Alanna Rennie was 13 years old when she left her family farm in the far west of NSW to attend boarding school in Sydney. With aspirations to work in the corporate world in China, the 29-year-old thought she would never live in the bush again.
But 15 years later, the associate at global law firm Baker McKenzie is back. When COVID-19 struck, Rennie and her three siblings found themselves living back at the family property in Hillston – a nine-hour drive inland from the harbour city.
Originally, Rennie thought the move would be temporary but it has now been more than a year and she has no immediate plans to return to the city.
“Mum keeps saying I thought I got rid of you all,” she says. “It’s the first time in over a decade where every night we’ve been around the dinner table having dinner together. That side of it has been great.”
Rennie works in mergers and acquisitions, specialising in plant intellectual property. After graduating with a law degree from Bond University in 2016, she spent three years in Beijing where she completed a master’s degree and worked to build a specialist practice.
“China has the issue of needing to feed over 1 billion people with increasingly depleted resources. So being able to bring superior varieties to the market is really important, to grow more with less,” she says. “Being brought up on a farm, I’ve always been interested in the agricultural side of things … I’ve developed a unique practice, but it’s very important.”
In Sydney, Rennie paid more than $400 per week to rent a room in a three-bedroom house share house in the eastern suburb of Paddington. She would catch a bus into work each day, and often exercised during her lunch break.
Specialising in M&A means there are no court appearances and the majority of her day is spent behind a computer poring over contracts or negotiating with overseas clients. Despite this, before COVID-19, Rennie thought it was important to be seen in the office. “Not that my firm ever put an emphasis on that but just personally, I remember I used to think ‘Got to be in the office really early, need to be there really late’,” she says.
Initially she struggled with accessing reliable internet but invested in Telstra’s Night Hawk infrastructure and now gets speeds comparable to the city. Working from a spare room in her family’s home, she says the quality of her work has improved as she has been able to focus on perfecting “work-life integration” as opposed to “work-life balance”.

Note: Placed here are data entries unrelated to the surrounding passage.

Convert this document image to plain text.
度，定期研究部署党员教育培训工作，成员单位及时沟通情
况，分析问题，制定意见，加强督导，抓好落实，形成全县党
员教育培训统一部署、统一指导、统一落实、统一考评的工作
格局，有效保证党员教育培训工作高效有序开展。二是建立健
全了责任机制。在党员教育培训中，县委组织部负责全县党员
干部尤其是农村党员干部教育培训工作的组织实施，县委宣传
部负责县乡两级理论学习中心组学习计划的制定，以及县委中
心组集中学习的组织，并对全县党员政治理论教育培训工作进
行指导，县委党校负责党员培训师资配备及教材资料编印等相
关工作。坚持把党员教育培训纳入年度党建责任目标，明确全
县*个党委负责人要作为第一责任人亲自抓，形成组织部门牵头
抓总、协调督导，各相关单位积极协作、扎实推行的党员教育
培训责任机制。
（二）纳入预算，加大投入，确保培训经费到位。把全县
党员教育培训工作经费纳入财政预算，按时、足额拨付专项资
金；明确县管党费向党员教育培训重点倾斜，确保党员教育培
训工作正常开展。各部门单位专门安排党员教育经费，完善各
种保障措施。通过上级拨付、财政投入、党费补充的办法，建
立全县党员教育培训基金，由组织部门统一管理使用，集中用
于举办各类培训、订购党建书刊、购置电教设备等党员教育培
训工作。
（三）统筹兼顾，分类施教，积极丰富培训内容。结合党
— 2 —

“Sometimes I go back to the computer at 10pm for a call with Europe or the US. But during the day, I’ll still put a load of washing on or go and see my mum for a cup of tea.
“It’s kind of unrealistic to see the weekdays as 9am to 5pm is just work. There are always other things that pop up. Particularly where I am now, the shops aren’t open on the weekend so I need to go and do some shopping during the week. But I will still get my work done in the day.”
Her billable hours have increased, meaning she’s working longer hours and being more productive, and finds communication with her team in Sydney has improved. “Rather than having to knock on the door and interrupt someone, I can just call.”
Rennie has also found the new work environment has positively impacted her mood. She feels less stressed because she spends more time outdoors, helping tend to her younger sister’s chilli crop or brother’s garlic project. “Overall I’m a happier person,” she says. “I feel like life is in my control, I just manage everything a lot better.”
While she misses the variety of Sydney restaurants, she says her social life has not been impacted as the pandemic has brought many young Australians back to the land.
“I pretty much still do everything I did in Sydney here. On Friday, I’ll still go to the pub. It’s a bit different but it’s great,” she says. “For the foreseeable future, I’m really quite happy living here.”
And the tree change has also given Rennie time to pick up a new hobby – learning how to fly a plane. “Hopefully if I ever need to come back into work, I can fly in.”